The reason for the problem
The issue turns out to be in how XFS allocates inodes. Unlike most file systems, allocation happens dynamically as new files are created. However, unless you specify otherwise, inodes are limited to 32-bit values, which means that they must fit within the first terabyte of storage on the file system. So if you completely filled that first terabyte, and then you enlarge the disk, you would still be unable to create new files, since the inodes can't be created on the new space.
Solution 1 - change mount options
One solution is to re-mount the file system with the mount option inode64
. However some applications will behave weirdly on this (e.g. MySQL), and NFS will be very confused. So if you're not sure that your system will work with this option, you can move on to the next option.
Solution 2 - move files
The second solution is to find some of the files that are currently stored in the first terabyte, and move them to another area of the file system.
Moving by age
In our case, this was easy - the file system had been in use for years, so we could simply find the oldest files and move them away from the file system, and then move them back.

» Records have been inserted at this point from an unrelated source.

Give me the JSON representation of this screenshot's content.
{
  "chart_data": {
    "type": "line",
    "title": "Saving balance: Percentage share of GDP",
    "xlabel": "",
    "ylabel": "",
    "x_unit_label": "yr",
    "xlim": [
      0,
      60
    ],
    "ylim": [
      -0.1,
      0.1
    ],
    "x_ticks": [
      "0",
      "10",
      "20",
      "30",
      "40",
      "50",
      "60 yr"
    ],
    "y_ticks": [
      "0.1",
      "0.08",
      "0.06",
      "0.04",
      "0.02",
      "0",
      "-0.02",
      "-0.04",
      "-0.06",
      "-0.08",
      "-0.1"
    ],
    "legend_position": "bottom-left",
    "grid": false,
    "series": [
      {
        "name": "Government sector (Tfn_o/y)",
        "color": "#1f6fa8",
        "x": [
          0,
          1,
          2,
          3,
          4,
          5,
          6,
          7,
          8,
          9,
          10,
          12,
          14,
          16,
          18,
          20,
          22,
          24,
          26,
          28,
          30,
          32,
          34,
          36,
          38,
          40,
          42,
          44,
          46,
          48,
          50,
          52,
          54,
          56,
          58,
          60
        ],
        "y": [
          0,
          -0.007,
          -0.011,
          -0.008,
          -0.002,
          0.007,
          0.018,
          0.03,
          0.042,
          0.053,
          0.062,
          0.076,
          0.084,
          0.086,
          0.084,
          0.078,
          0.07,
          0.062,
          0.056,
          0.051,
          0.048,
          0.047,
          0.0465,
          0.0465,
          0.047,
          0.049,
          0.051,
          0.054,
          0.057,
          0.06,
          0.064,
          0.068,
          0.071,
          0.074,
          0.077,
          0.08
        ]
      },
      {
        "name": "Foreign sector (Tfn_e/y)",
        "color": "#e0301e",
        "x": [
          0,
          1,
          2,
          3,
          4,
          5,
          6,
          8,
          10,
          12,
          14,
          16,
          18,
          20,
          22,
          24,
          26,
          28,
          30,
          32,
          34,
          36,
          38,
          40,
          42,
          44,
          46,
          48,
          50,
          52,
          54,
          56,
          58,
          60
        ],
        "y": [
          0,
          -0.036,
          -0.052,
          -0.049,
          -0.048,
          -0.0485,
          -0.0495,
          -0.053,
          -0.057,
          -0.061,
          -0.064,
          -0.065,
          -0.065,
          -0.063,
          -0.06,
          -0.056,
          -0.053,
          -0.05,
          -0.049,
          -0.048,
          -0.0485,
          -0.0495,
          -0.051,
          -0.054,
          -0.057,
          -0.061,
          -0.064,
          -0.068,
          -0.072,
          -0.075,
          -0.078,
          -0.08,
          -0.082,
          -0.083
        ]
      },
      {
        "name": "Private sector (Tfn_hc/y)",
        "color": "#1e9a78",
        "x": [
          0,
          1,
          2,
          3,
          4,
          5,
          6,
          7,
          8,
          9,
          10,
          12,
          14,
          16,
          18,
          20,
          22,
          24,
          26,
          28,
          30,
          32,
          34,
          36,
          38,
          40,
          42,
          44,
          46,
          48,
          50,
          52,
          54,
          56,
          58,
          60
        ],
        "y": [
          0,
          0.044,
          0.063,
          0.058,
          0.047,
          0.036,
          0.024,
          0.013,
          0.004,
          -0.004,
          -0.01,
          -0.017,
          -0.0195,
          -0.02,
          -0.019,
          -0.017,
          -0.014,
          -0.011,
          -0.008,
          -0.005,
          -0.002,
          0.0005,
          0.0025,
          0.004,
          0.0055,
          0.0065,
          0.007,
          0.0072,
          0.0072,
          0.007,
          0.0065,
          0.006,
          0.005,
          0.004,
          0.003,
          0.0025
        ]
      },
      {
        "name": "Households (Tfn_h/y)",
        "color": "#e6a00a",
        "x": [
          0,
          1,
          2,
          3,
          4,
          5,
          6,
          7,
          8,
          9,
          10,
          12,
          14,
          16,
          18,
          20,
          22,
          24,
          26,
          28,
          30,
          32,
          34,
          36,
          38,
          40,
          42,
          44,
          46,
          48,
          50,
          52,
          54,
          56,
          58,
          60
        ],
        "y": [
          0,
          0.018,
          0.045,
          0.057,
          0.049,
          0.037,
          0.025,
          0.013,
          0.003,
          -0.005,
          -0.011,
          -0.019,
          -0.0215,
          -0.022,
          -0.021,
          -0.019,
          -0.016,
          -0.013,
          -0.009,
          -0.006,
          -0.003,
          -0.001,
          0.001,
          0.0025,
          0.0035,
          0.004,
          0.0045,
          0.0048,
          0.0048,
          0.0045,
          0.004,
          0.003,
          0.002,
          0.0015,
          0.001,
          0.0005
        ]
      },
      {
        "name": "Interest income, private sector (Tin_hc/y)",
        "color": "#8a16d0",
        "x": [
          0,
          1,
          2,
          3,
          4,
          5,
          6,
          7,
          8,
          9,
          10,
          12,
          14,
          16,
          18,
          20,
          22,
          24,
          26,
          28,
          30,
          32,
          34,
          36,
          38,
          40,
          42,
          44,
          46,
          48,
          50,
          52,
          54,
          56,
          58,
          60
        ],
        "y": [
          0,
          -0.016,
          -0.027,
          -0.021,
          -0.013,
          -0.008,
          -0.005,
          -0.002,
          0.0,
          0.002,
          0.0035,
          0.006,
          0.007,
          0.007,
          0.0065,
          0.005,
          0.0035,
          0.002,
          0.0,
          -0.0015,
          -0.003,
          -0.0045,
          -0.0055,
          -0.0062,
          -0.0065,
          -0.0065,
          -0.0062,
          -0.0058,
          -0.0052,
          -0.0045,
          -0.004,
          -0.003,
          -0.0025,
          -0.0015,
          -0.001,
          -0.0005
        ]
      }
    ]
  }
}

This was easily done using find:
find /extra -mindepth 3 -maxdepth 3 -type d -mtime +730 -exec du -sh {} \; > /tmp/olddirs.txt
gave us a list containing the size and directory name for all directories at exactly 3 levels below the mountpoint, which were older than 2 years. We could then sort the list to find the largest directories, and use mv
to move them away to another file system and back again.
Moving by allocation group
If you can't simply go by age, e.g. when a lot of files were created at the same time, you can still find the right files to move, but it takes a bit more time.
XFS has allocation groups (aka AGs), starting with 0. You could check the block size and number of blocks of each AG to figure out which groups are on the first terabyte, using xfs_info /path/to/mountpoint
. Or you can just check the first few AGs to see which ones are full, and then clear those.
- Checking the free space in the first four AGs:
for ag in `seq 0 1 5`; do echo freespace in AG $ag; xfs_db -r -c "freesp -s -a $ag" /dev/CACHE/CACHE ; grep "total free"; done
If the total free space in any group is less than 40, you won't be able to create new files in it.
- Find files in that AG
This requres checking the metadata for each file on the filesystem. It will take a long time... Here's a suggestion:
find /extra -mindepth 3 -type f -exec xfs_bmap -v {} \; > /tmp/agfilelist.txt
You can then grep for " 0 "
(that's a space, a zero and another space) to find all files on AG 0, grep for " 1 "
to find the ones on AG 1, etc... Start with AG 0, move the largest files away (using mv
, not cp
!) and then back again. Repeat until you have a fair amount of space free.
Outcome
Once we'd moved enough files away from /extra and then back again, there was lots of space in AG 0 and it was once again possible to create new files.